Fire Safety Engineering for last-mile logistics

One of the main applications of the Performance-Based approach in the fire safety field is evaluating the fire resistance of structures, especially in fire prevention projects for steelwork buildings. In this article on Fire Safety Engineering, we will see how FSE helps support the development of fire protection systems in the context of last-mile logistics building projects. We will delve into topics such as ventilation systems sizing and defining fire scenarios considering how the Heat Release Rate (HRR) changes depending on the installation of sprinkler systems.

1. FSE for steelwork buildings

The rapid expansion of e-commerce has contributed to accelerating the development of last-mile logistics.
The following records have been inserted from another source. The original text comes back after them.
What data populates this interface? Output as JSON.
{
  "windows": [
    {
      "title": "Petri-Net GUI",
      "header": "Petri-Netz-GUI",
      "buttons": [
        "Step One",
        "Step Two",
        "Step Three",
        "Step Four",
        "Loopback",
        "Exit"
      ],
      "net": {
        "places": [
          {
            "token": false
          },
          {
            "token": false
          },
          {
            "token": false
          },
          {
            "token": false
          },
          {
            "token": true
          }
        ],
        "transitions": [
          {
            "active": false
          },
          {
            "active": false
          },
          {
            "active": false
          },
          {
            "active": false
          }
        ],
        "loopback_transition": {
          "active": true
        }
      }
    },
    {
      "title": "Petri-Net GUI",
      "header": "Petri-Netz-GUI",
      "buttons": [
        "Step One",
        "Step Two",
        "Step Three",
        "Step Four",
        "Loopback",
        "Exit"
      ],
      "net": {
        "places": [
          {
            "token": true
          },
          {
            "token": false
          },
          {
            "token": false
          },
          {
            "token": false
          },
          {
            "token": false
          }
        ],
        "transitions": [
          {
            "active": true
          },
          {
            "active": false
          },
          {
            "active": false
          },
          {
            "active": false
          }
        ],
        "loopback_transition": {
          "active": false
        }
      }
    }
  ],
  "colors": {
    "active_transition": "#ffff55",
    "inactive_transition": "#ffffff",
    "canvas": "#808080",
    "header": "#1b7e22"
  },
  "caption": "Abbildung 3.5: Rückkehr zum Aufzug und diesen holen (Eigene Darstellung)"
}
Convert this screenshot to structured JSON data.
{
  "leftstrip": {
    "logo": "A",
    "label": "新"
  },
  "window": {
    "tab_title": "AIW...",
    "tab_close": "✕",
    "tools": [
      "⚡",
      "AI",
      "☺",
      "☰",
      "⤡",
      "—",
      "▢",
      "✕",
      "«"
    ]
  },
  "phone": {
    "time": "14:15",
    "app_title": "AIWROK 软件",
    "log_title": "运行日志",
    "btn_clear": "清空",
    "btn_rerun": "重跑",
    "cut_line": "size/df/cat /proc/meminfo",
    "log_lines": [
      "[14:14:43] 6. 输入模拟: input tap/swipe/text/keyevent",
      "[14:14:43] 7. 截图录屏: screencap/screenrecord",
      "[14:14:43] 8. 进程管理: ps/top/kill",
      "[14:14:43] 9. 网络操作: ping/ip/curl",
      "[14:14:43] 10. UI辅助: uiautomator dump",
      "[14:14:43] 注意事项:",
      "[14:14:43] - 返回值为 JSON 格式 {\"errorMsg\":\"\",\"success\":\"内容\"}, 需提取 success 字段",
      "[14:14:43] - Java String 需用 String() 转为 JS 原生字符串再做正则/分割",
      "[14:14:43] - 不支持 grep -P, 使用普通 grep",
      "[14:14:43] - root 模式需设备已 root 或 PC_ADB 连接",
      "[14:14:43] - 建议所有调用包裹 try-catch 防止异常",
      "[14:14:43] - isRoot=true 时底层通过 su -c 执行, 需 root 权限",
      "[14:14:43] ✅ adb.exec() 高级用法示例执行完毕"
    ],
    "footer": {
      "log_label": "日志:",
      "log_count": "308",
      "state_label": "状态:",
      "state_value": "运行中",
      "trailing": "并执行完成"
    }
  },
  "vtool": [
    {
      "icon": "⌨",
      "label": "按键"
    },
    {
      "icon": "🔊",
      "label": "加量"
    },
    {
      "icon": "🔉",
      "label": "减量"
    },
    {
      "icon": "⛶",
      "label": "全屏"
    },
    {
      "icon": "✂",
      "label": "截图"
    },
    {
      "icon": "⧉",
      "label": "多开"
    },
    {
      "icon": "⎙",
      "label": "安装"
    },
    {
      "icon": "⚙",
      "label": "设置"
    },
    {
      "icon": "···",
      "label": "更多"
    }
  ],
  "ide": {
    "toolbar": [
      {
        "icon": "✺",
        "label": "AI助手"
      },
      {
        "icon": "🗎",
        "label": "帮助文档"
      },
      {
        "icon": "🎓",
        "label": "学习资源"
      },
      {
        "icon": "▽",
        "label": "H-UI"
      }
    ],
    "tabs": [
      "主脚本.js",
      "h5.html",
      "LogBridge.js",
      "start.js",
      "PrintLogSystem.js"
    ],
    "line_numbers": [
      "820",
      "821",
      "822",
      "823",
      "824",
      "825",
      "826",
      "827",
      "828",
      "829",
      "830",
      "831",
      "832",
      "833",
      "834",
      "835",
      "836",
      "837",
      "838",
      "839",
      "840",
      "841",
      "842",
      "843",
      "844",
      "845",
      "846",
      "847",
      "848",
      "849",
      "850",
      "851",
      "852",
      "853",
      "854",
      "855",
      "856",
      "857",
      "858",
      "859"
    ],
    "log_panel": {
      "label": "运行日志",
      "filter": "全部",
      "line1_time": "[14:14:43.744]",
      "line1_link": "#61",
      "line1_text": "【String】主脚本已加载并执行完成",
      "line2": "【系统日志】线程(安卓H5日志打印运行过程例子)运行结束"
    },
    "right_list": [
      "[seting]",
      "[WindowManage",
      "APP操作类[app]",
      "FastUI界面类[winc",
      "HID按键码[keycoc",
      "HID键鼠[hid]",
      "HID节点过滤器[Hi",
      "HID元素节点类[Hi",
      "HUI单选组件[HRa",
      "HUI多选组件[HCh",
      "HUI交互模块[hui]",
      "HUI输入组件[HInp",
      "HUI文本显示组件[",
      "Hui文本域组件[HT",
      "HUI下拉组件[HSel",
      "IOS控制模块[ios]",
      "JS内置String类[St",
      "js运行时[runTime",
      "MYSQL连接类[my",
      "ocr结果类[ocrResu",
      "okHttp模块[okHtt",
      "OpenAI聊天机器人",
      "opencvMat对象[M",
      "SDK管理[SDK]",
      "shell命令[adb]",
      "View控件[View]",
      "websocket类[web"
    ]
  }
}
More and more frequently, new buildings mainly made of steelwork are constructed to store large quantities of goods. Thanks to its potential and the use of CFD simulation models, Fire Safety Engineering makes it possible to develop fire prevention projects as alternative solutions. Logistics centers are highly challenging environments due to the high density of stored material and the presence of advanced systems for active fire control and, consequently, a very sophisticated fire prevention strategy.

2. How to evaluate the fire resistance of structures

One of the main steps in designing fire protection systems for steelwork buildings is evaluating the fire resistance of structures. For this to happen, it is necessary to define the loads of the structure considering the thermal contribution due to a possible fire. The natural fire curve (t-T curve) determination is one of the most relevant features of the FSE application. The t-T curve represents the evolution of hot gas temperature on structural elements over time. Thanks to this data, the structural engineer can assess the load-bearing capacity of the building from a static point of view in case of fire.

3. Sizing the ventilation systems using FSE

Smoke and heat disposal systems inside a building can be of two types: natural or mechanical. Conformal solution sizing is developed by applying UNI 9494 1 and 2. When the floor area of the building under analysis is outside the scope of the UNI 9494 reference standard, sizing can be done through the Performance-Based approach. In this case, the ventilation system sizing is made through an alternative solution. The development of sizing through an alternative solution requires a strict definition of fire scenarios: the goals are to safeguard human life and maintain livable conditions when the rescue teams arrive.

4. Sprinkler systems: why they are important

The reference standard requires a fire control or mitigation system to be in place in high-fire load environments. The purpose is to minimize horizontal spread, reducing the probability that ignited material may ignite nearby materials. Among the various active fire control systems, sprinkler systems are the ones to fulfill this function. In buildings hosting last-mile logistics centers, the typically installed sprinkler systems are of the ESFR type.

5. The Heat Release Rate (HRR)

One of the main aspects of designing fire protection systems using a Performance-Based approach is the fire characterization through a proper choice of the Heat Release Curve or HRR. You can choose the Heat Release Curve on the basis of experimental data or according to references from the technical literature. The HRR curve allows you to consider the presence of active fire control systems.

6. Conclusions

Fire Safety Engineering plays a crucial role in fire prevention projects for steelwork buildings, which today are more common due to the increase in last-mile logistics. The Performance-Based approach allows fire safety projects to be developed as alternative solutions, meeting the needs of increasingly challenging contexts and ensuring the desired levels of safety.